# Offshore companies in Australia?



## thyes (Jul 7, 2014)

Hi there! 

I am toying a bit with the idea of maybe moving to Australia some day.
My dreamjob is working offshore on a drilling rig, and I know that the competition is fierce - it is here in Norway, and I don't suppose it's any different down under. 

I was hoping someone could help me, and suggest various companies that I could contact? I have a craft certificate in Chemical/Technical industry, and currently work as a process operator here in Norway. I also have the basic safety and emergency training course, including HUET, and a well drilling course (covering the basics of geology, drilling fluids, production, well control/pressure, HSE etc.). I'm not completely sure what the equivalent of this course is in Australia, but here in Norway it's one of the required qualifications when applying for the entry-level positions on a rig. That and a craft certificate. 

My aim is to work as a roustabout, but I'm interested in any position offshore that I might be qualified for. I could also consider onshore positions, since they often can give you a "foot inside" the industry. 

Does anyone here work offshore in Australia, or know someone that does? I guess they work a 2/2 rotation, right? I'm not picky about the rotation or shift plan, everything is of interest 

Could a foreigner such as myself be considered for positions of this type? 
If it makes any difference one way or another, I could add that I'm 28 years old. 

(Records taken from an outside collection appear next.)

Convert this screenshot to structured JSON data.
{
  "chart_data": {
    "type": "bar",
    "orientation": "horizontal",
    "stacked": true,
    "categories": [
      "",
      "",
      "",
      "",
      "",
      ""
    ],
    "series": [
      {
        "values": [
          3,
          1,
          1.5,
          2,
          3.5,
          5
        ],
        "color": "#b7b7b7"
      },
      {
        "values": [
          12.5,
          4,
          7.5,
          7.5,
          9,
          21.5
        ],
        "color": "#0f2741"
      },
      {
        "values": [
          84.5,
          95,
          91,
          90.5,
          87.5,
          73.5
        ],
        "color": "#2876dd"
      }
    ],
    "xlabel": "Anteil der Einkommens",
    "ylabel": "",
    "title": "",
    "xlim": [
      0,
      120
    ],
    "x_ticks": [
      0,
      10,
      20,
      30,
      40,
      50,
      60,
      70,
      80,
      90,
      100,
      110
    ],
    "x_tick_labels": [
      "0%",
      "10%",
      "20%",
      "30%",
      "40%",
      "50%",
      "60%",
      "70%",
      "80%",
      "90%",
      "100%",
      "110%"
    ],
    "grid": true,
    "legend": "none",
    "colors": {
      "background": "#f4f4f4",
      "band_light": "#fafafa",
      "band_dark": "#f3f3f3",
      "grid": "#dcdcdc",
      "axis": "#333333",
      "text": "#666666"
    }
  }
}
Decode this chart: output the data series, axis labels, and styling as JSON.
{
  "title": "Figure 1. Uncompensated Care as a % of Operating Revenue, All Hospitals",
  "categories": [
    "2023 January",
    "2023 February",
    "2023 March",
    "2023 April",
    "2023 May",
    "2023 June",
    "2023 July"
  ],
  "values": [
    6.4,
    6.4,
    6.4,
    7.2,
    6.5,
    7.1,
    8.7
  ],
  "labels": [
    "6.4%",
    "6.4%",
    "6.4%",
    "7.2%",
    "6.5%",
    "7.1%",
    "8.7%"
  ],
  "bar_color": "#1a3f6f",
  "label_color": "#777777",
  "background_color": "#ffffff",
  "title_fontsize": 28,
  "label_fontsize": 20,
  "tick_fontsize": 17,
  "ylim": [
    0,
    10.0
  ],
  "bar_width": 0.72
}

Hope someone can help me out a bit here


----------



## thyes (Jul 7, 2014)

So, there is no one here who knows the offshore industry in Australia in any way? 
Any kind of input or tip would be greatly appreciated!


----------



## Jules63 (Aug 3, 2014)

*Offshore work*



thyes said:


> Hi there!
> 
> I am toying a bit with the idea of maybe moving to Australia some day.
> My dreamjob is working offshore on a drilling rig, and I know that the competition is fierce - it is here in Norway, and I don't suppose it's any different down under.
> ...


Hi there,

The first thing you would have to do is apply for a work visa. To work in the offshore industry in Australia you also have to belong to a relevant union. If you contact Skilled Offshore Australia on their website they will be able to advise you of the other requirements needed to work here. They will be able to advise whether your existing skills meet the requirements to work here. Hope this helps.

Best of Luck


----------